Je ne nie pas qu’il y ait de l’incommunicable dans les expériences que l’on fait du monde. Je veux simplement dire que cet incommunicable, on en sort dès lors que l’on entre dans le langage. Je veux bien admettre encore que même lorsqu’on est dans la sphère du langage, les mots aient des résonances, des connotations, qui demeurent, elles, incommunicables : Thiers-Vidal oppose, citant Rochefort, la « connotation jouissance » et la « connotation souffrance » qu’un même mot peut avoir pour les dominant-e-s et les dominé-e-s, et je veux bien le suivre là-dessus. Seulement, ces connotations, c’est justement ce sur quoi le discours scientifique, et le discours prédicatif en général, ne porte pas. Je peux dire que le ciel est bleu, et cette assertion peut être discutée, examinée, réfutée, par des gens tout aussi rationnels que moi, quand bien même je ne peux pas savoir si par bleu mon ami entend ce que j’appelle « bleu », ou ce que j’appelle « jaune » : je n’ai aucun accès à l’impression personnelle et subjective que tel type de lumière produit en rencontrant sa rétine. Cette question-là, en effet, est hors du champ du discours ; mais le fait que la couleur bleue soit perçue par moi d’une certaine façon, et d’une autre façon par le/la lecteur/trice de ces lignes, n’empêche pas du tout que l’on puisse se mettre d’accord sur un certain nombre de choses la concernant : qu’elle soit celle du ciel, et non celle de l’herbe d’un champ, mais aussi qu’elle corresponde à telle longueur d’onde, etc. Le langage[3], au fond, pourrait-on dire (c’est une idée qui me vient, et que je tente), détruit les connotations ; en les explicitant, en les formulant, il en fait autre chose : précisément, des objets de savoir et de discours. Or parler de privilège épistémologique, c’est d’emblée se placer dans un domaine, celui de la recherche de la vérité par l’échange entre sujets, où le langage est roi.

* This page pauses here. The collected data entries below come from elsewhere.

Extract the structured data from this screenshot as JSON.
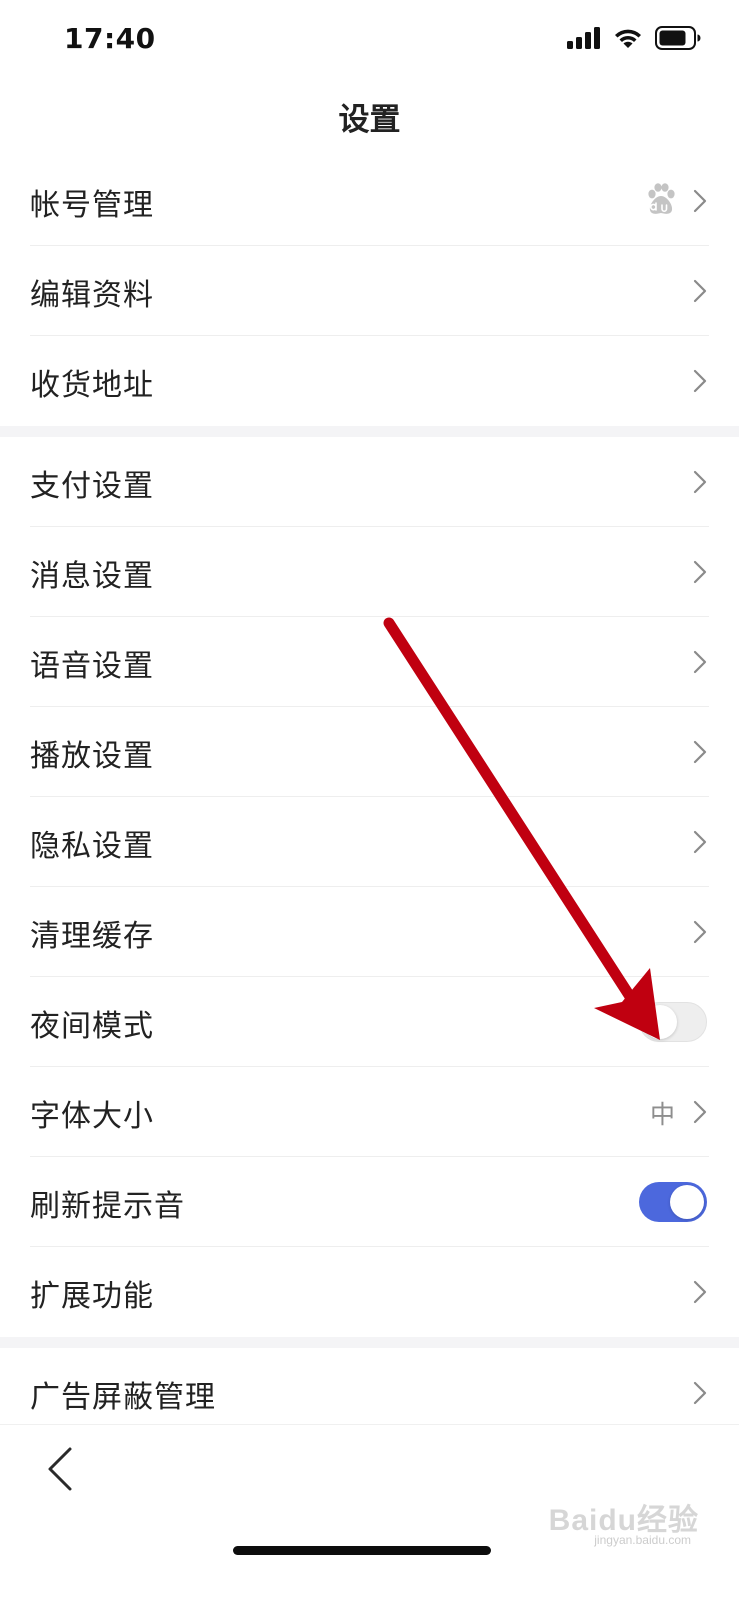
{
  "status_bar": {
    "time": "17:40"
  },
  "nav": {
    "title": "设置"
  },
  "groups": [
    {
      "rows": [
        {
          "label": "帐号管理",
          "accessory": "chevron",
          "badge_icon": "baidu-paw-icon"
        },
        {
          "label": "编辑资料",
          "accessory": "chevron"
        },
        {
          "label": "收货地址",
          "accessory": "chevron"
        }
      ]
    },
    {
      "rows": [
        {
          "label": "支付设置",
          "accessory": "chevron"
        },
        {
          "label": "消息设置",
          "accessory": "chevron"
        },
        {
          "label": "语音设置",
          "accessory": "chevron"
        },
        {
          "label": "播放设置",
          "accessory": "chevron"
        },
        {
          "label": "隐私设置",
          "accessory": "chevron"
        },
        {
          "label": "清理缓存",
          "accessory": "chevron"
        },
        {
          "label": "夜间模式",
          "accessory": "toggle",
          "toggle_on": false
        },
        {
          "label": "字体大小",
          "accessory": "chevron",
          "value": "中"
        },
        {
          "label": "刷新提示音",
          "accessory": "toggle",
          "toggle_on": true
        },
        {
          "label": "扩展功能",
          "accessory": "chevron"
        }
      ]
    },
    {
      "rows": [
        {
          "label": "广告屏蔽管理",
          "accessory": "chevron"
        }
      ]
    }
  ],
  "bottom_bar": {
    "back_icon": "back-chevron-icon"
  },
  "watermark": {
    "text": "Baidu经验",
    "sub": "jingyan.baidu.com"
  },
  "colors": {
    "toggle_on": "#4c68dd",
    "toggle_off": "#eeeeee",
    "annotation_arrow": "#c00010",
    "separator": "#eeeeee"
  }
}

Je vais m’arrêter là pour le moment : comme d’habitude, ma prose a fait naître chez moi de nouvelles idées, que je ne peux décemment pas commencer à examiner ici (parce que je n’en ai pas la place, et surtout parce qu’il faut que les idées mûrissent…), mais qui auront peut-être droit à leur billet en leur temps – je pense, par exemple, à la question des rapports entre « langage » et « raison ». Mes prochains billets, sauf parenthèse inopinée ou brutal changement de cap, se conformeront au plan que j’annonçais dans ce qui me tient lieu d’introduction, et continueront à explorer cette question de l’épistémologie de la domination.

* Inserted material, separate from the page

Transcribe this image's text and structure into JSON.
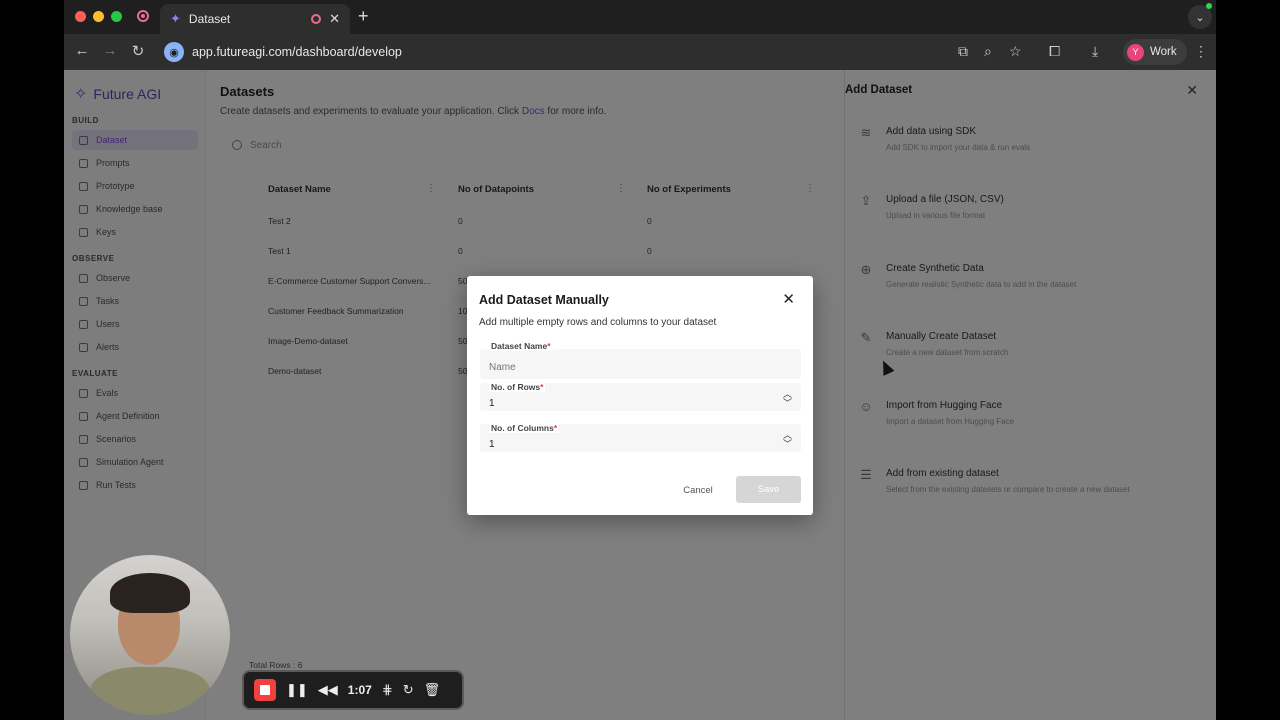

[1] Je crois avoir déjà croisé le whitesplaining – les deux autres non, mais ce n’est sans doute qu’une question de mois.

[2] Au sens large, pas au sens marxiste : j’emploie ici le terme comme synonyme de catégorie ; il inclut le genre, la race, l’orientation sexuelle, etc.

[3] Ou la raison, sans doute, dans la mesure où elle fait l’effort de se soumettre aux lois grammaticales du langage plutôt qu’au libre jeu des impressions et des associations d’idées.